A Naturalist Among the Head-Hunters by Charles Morris Woodford

Details from cover

From the book ...

"Packing up my camera and placing it in the boat, I get a boy to carry my gun, and taking the insect-net myself, start for a short walk through the yam gardens and forest immediately at the back of the village. Half a dozen imps of boys attempt to accompany me, but I tell them I do not want them, as their continual chatter would prevent me getting within sight of any bird. Some seem reluctant to leave me, but at last, after some disparaging remarks hurled as a Parthian shot at the head of the boy who is carrying the fun, they drop away.

"I have a delightful ramble along the forest tracks for a couple of hours, during which I fill my collecting-box, and as I know what to discard, most of the insects caught are of rare or local species. I also shoot three or four specimens of a fly-catcher with chestnut body, grey wings, and white head, which appears strange to me, and afterwards proves to be a new species, which has been named by Mr. Sharp Pomarea Florentiae, after my wife.

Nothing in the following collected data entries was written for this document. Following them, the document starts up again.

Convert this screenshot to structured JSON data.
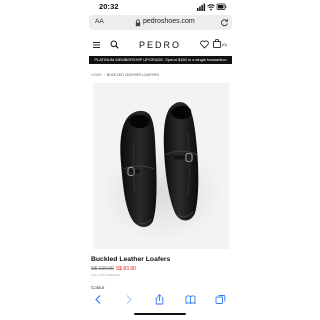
{
  "status_bar": {
    "time": "20:32",
    "icons": [
      "signal-icon",
      "wifi-icon",
      "battery-icon"
    ]
  },
  "browser": {
    "text_size_label": "AA",
    "url": "pedroshoes.com",
    "toolbar_icons": [
      "back-icon",
      "forward-icon",
      "share-icon",
      "bookmarks-icon",
      "tabs-icon"
    ],
    "accent_color": "#2f7bf6"
  },
  "site": {
    "brand": "PEDRO",
    "bag_count": "(0)",
    "promo_text": "PLATINUM MEMBERSHIP UPGRADE: Spend $180 in a single transaction"
  },
  "breadcrumb": {
    "home": "HOME",
    "separator": "/",
    "current": "BUCKLED LEATHER LOAFERS"
  },
  "product": {
    "title": "Buckled Leather Loafers",
    "original_price": "S$ 139.90",
    "sale_price": "S$ 83.90",
    "style_number": "Style: PM1-46600065",
    "colour_label": "Colour",
    "sale_color": "#e02020"
  }
}
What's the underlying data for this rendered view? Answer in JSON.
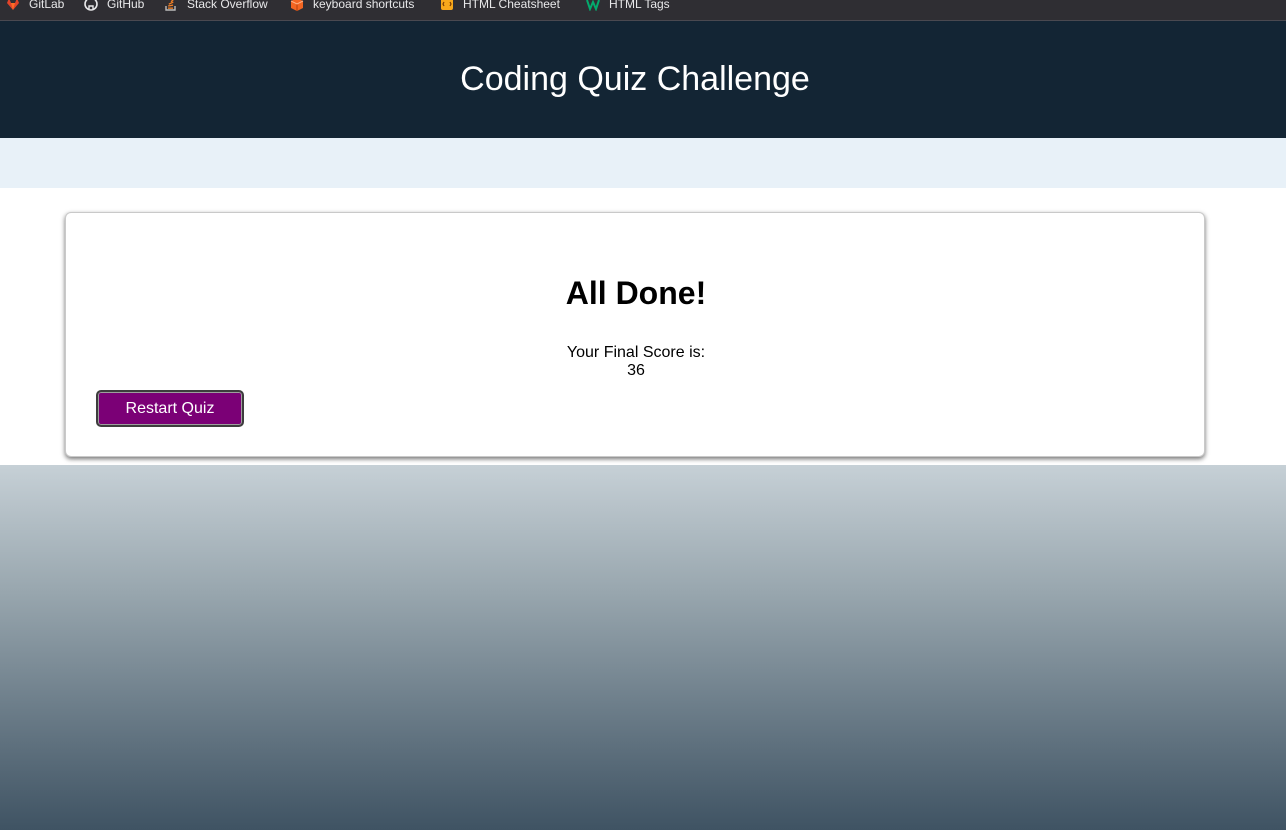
{
  "bookmarks": [
    {
      "label": "GitLab",
      "icon": "gitlab-icon"
    },
    {
      "label": "GitHub",
      "icon": "github-icon"
    },
    {
      "label": "Stack Overflow",
      "icon": "stackoverflow-icon"
    },
    {
      "label": "keyboard shortcuts",
      "icon": "keyboard-shortcuts-icon"
    },
    {
      "label": "HTML Cheatsheet",
      "icon": "html-cheatsheet-icon"
    },
    {
      "label": "HTML Tags",
      "icon": "html-tags-icon"
    }
  ],
  "header": {
    "title": "Coding Quiz Challenge"
  },
  "result": {
    "title": "All Done!",
    "score_label": "Your Final Score is:",
    "score_value": "36",
    "restart_label": "Restart Quiz"
  },
  "colors": {
    "header_bg": "#132534",
    "strip_bg": "#e8f1f8",
    "button_bg": "#7b0076",
    "gradient_top": "#c6d0d6",
    "gradient_bottom": "#3f5363"
  }
}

"I notice a large orchid growing high out of reach upon a dead tree. It is apparently a Grammatophyllum, a stranger hitherto to me, but afterwards found to be not umcommon upon other islands. It was finished flowering, but the sight of the great seed-pods, as large as ducks' eggs, hanging from the flower-spike, make me long to see it in bloom. My attendant sprite expresses himself unable or unwilling to climb the tree, although I hint at untold wealth of tobacco as recompense.

"I am engaged in the attempt to compass somehow or other the attainment of the orchid in question, when a sudden tropical shower forces me to seek shelter somewhere."